Table 6. Multivariable ordinal logistic regression models of factors associated with attitudes toward gender variance.
Covariate | aOR | 95% CI | p-value |
---|---|---|---|
Model A: Aggregated Pre/Post Data (n = 1766) | |||
Post-training* | 0.29 | 0.24, 0.34 | <0.0001 |
Age > 40 years* | 1.49 | 1.04, 2.15 | 0.031 |
Woman* | 0.38 | 0.26, 0.55 | <0.0001 |
Neither/Both | 0.20 | 0.07, 0.58 | 0.003 |
Model B: Linked Pre-, Post-, Follow-up Data (n = 211) | |||
Post-training* | 0.32 | 0.21, 0.48 | <0.0001 |
Follow-up* | 0.21 | 0.14, 0.33 | <0.0001 |
Age > 40 years | 2.04 | 0.89, 4.64 | 0.090 |
Woman | 0.76 | 0.33, 1.76 | 0.528 |
Neither/Both | 0.06 | 0.03, 1.01 | 0.051 |
*Statistically significant, p< 0.05
Sensitivity analyses were conducted by fitting regression models that excluded participants with missing data at either pre- or post-training, and the results did not change significantly. In addition, analyses were conducted excluding participants who answered less than half of the questions on each scale. Again, the results did not change significantly.
Changes in self-efficacy and self-reported behavior
The largest change from baseline took place in self-efficacy measures (Table 3). Self-efficacy for reducing GSM stigma and discrimination in the workplace rose from 73% to 95% post-training and remained high at 95% three months after the training (n = 568, data not shown). The proportion of participants who could identify local organizations or activists who support GSM human rights increased from 69% to 88% and was maintained at 87% three months after the training (n = 573, data not shown). These findings were compared with the subset of participants for whom linked pre-, post-, and 3-month follow-up data were available for these items (n = 192). No differences were found with the following exception: 96% of this subset of participants were able to identify local organizations or activists immediately after the training and 89% were able to do so three months following the training.

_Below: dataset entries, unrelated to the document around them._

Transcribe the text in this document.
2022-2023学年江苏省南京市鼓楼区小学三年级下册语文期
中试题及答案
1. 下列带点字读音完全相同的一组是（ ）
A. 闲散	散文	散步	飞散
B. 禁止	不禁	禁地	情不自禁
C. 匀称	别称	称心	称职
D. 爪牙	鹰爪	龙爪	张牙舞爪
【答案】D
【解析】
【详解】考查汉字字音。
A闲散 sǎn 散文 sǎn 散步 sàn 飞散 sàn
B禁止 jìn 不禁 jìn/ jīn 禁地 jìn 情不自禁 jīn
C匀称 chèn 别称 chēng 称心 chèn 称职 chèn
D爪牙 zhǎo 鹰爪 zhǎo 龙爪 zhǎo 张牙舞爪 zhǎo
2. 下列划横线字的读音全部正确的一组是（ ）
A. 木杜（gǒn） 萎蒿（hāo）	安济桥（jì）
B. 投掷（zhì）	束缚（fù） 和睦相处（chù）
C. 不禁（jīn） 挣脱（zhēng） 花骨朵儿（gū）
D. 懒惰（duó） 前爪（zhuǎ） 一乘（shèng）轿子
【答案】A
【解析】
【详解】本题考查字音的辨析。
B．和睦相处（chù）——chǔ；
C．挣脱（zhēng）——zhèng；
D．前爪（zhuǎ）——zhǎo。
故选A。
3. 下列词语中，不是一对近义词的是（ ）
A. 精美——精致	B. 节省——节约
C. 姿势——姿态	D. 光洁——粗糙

Approximately half of the respondents (53%) on the follow-up survey reported having done something differently in their workplaces or programs following the GSD training; and 311 provided specific comments about what they had done differently. Participants described actions that fell into three broad categories in order of frequency: (1) treating GSM with greater acceptance or respect; (2) educating others; and (3) adapting or modifying GSM programming. Table 7 includes illustrative quotes from participant responses.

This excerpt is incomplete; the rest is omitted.